Olanipekun also argued that the tribunal should adjourn because the matter was already before the Court of Appeal, Abuja.
But noting that the Court of Appeal had yet to issue any order, the CCT chair agreed with the complainant’s counsel, Aliyu Umar (SAN), that the judgment cited were from courts of equal status with the tribunal.
Justice Umar said, “This is because the tribunal is established by the constitution under the third schedule to adjudicate on matters of asset declaration.
“Therefore any order from any court directing it not to carry out its duty is in crystal violation of the constitution.”
Justice Umar said an appeal from the tribunal could only go to the Court of Appeal.
The tribunal adjourned sitting till January 28 for hearing of Onnoghen’s preliminary objection where he is challenging the jurisdiction of the court.
While the sitting was on, a group — National Interest Defenders and Lawyers in Defence of Democracy — stormed the tribunal to protest against the CJN’s trial.

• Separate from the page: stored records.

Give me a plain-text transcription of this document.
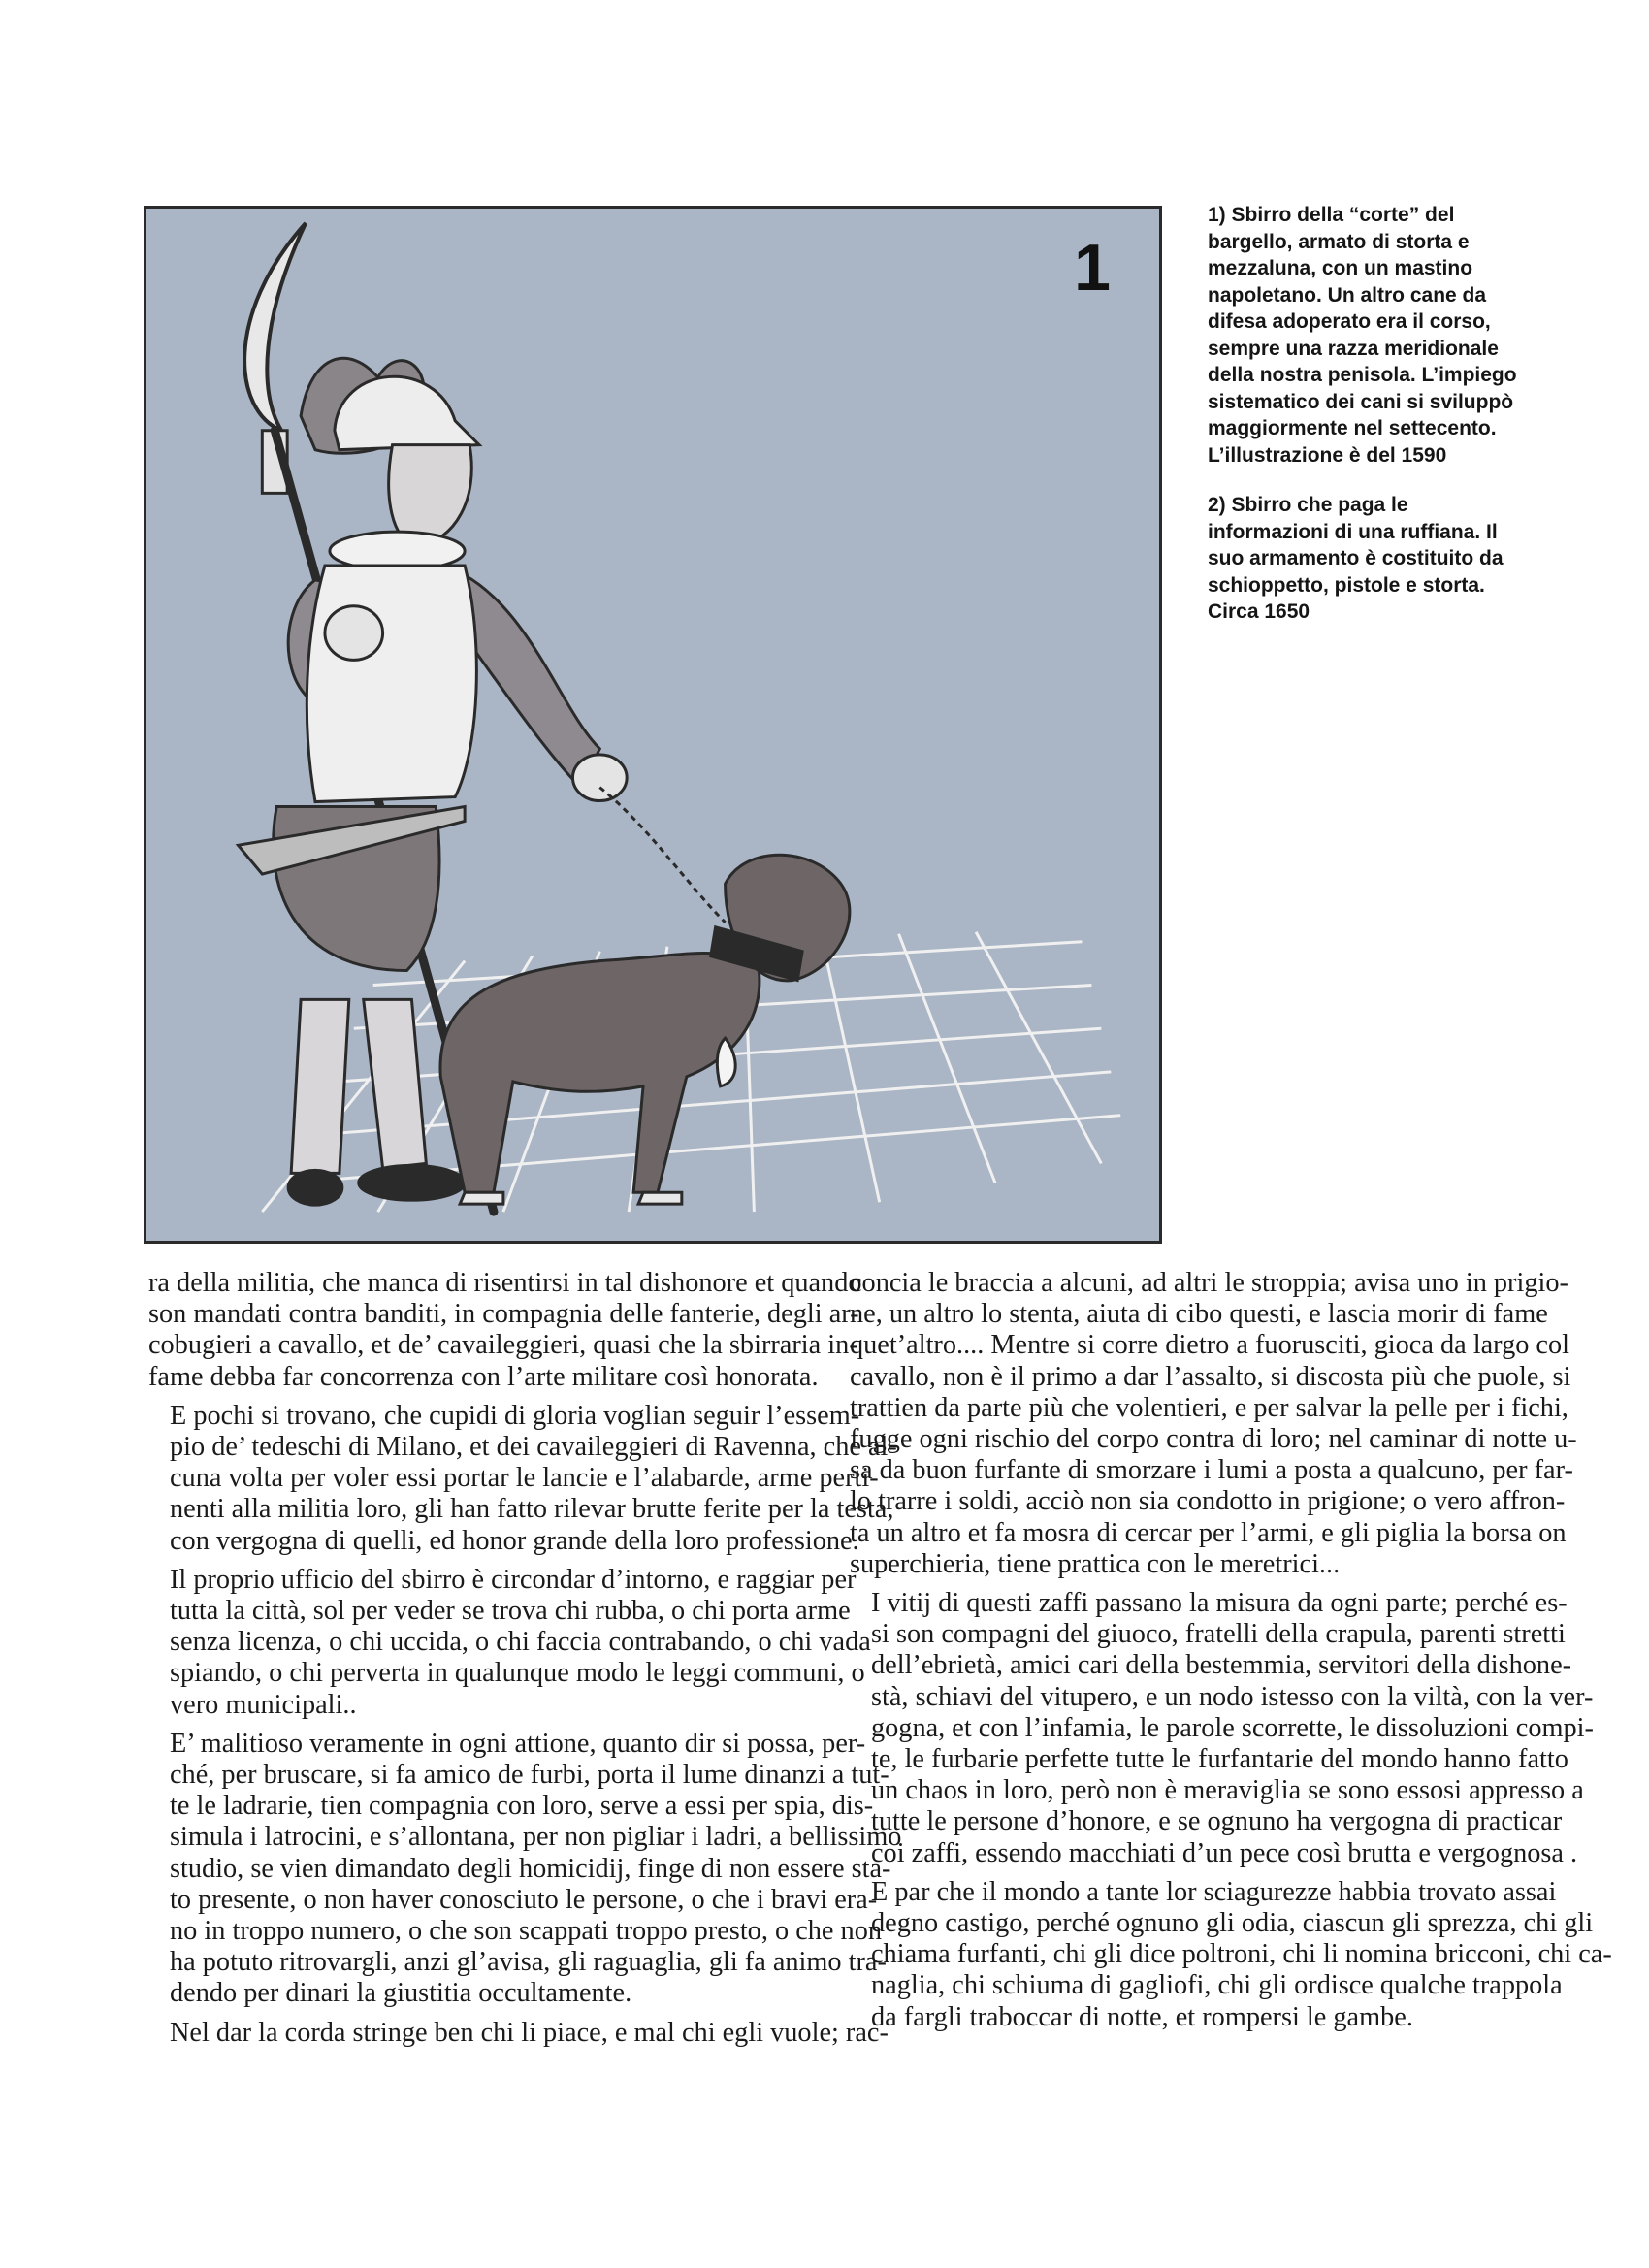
1

1) Sbirro della “corte” del bargello, armato di storta e mezzaluna, con un mastino napoletano. Un altro cane da difesa adoperato era il corso, sempre una razza meridionale della nostra penisola. L’impiego sistematico dei cani si sviluppò maggiormente nel settecento. L’illustrazione è del 1590

2) Sbirro che paga le informazioni di una ruffiana. Il suo armamento è costituito da schioppetto, pistole e storta. Circa 1650

ra della militia, che manca di risentirsi in tal dishonore et quando
son mandati contra banditi, in compagnia delle fanterie, degli ar-
cobugieri a cavallo, et de’ cavaileggieri, quasi che la sbirraria in-
fame debba far concorrenza con l’arte militare così honorata.

E pochi si trovano, che cupidi di gloria voglian seguir l’essem-
pio de’ tedeschi di Milano, et dei cavaileggieri di Ravenna, che al-
cuna volta per voler essi portar le lancie e l’alabarde, arme perti-
nenti alla militia loro, gli han fatto rilevar brutte ferite per la testa,
con vergogna di quelli, ed honor grande della loro professione.

Il proprio ufficio del sbirro è circondar d’intorno, e raggiar per
tutta la città, sol per veder se trova chi rubba, o chi porta arme
senza licenza, o chi uccida, o chi faccia contrabando, o chi vada
spiando, o chi perverta in qualunque modo le leggi communi, o
vero municipali..

E’ malitioso veramente in ogni attione, quanto dir si possa, per-
ché, per bruscare, si fa amico de furbi, porta il lume dinanzi a tut-
te le ladrarie, tien compagnia con loro, serve a essi per spia, dis-
simula i latrocini, e s’allontana, per non pigliar i ladri, a bellissimo
studio, se vien dimandato degli homicidij, finge di non essere sta-
to presente, o non haver conosciuto le persone, o che i bravi era-
no in troppo numero, o che son scappati troppo presto, o che non
ha potuto ritrovargli, anzi gl’avisa, gli raguaglia, gli fa animo tra-
dendo per dinari la giustitia occultamente.

Nel dar la corda stringe ben chi li piace, e mal chi egli vuole; rac-

concia le braccia a alcuni, ad altri le stroppia; avisa uno in prigio-
ne, un altro lo stenta, aiuta di cibo questi, e lascia morir di fame
quet’altro.... Mentre si corre dietro a fuorusciti, gioca da largo col
cavallo, non è il primo a dar l’assalto, si discosta più che puole, si
trattien da parte più che volentieri, e per salvar la pelle per i fichi,
fugge ogni rischio del corpo contra di loro; nel caminar di notte u-
sa da buon furfante di smorzare i lumi a posta a qualcuno, per far-
lo trarre i soldi, acciò non sia condotto in prigione; o vero affron-
ta un altro et fa mosra di cercar per l’armi, e gli piglia la borsa on
superchieria, tiene prattica con le meretrici...

I vitij di questi zaffi passano la misura da ogni parte; perché es-
si son compagni del giuoco, fratelli della crapula, parenti stretti
dell’ebrietà, amici cari della bestemmia, servitori della dishone-
stà, schiavi del vitupero, e un nodo istesso con la viltà, con la ver-
gogna, et con l’infamia, le parole scorrette, le dissoluzioni compi-
te, le furbarie perfette tutte le furfantarie del mondo hanno fatto
un chaos in loro, però non è meraviglia se sono essosi appresso a
tutte le persone d’honore, e se ognuno ha vergogna di practicar
coi zaffi, essendo macchiati d’un pece così brutta e vergognosa .

E par che il mondo a tante lor sciagurezze habbia trovato assai
degno castigo, perché ognuno gli odia, ciascun gli sprezza, chi gli
chiama furfanti, chi gli dice poltroni, chi li nomina bricconi, chi ca-
naglia, chi schiuma di gagliofi, chi gli ordisce qualche trappola
da fargli traboccar di notte, et rompersi le gambe.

The groups carried placards of various inscriptions including, “APC wants to destroy our Supreme Court”, “Buhari wants judges to join APC” and “Nobody can force Onnoghen out.”
A spokesman for the group, Ikenga Ugochinyere, advised President Muhammadu Buhari against removing the CJN, saying that could cause tension in the country.
He said, “The President wants to install a pliable Justice to help the APC get favourable judgments from the Supreme Court in the Rivers and Zamfara APC crisis, in the presidential election and in the states where they are afraid they will lose elections. The states include Akwa Ibom, Delta, Lagos, Benue, Imo, Kwara, Plateau, Kaduna, Abia, and Sokoto.”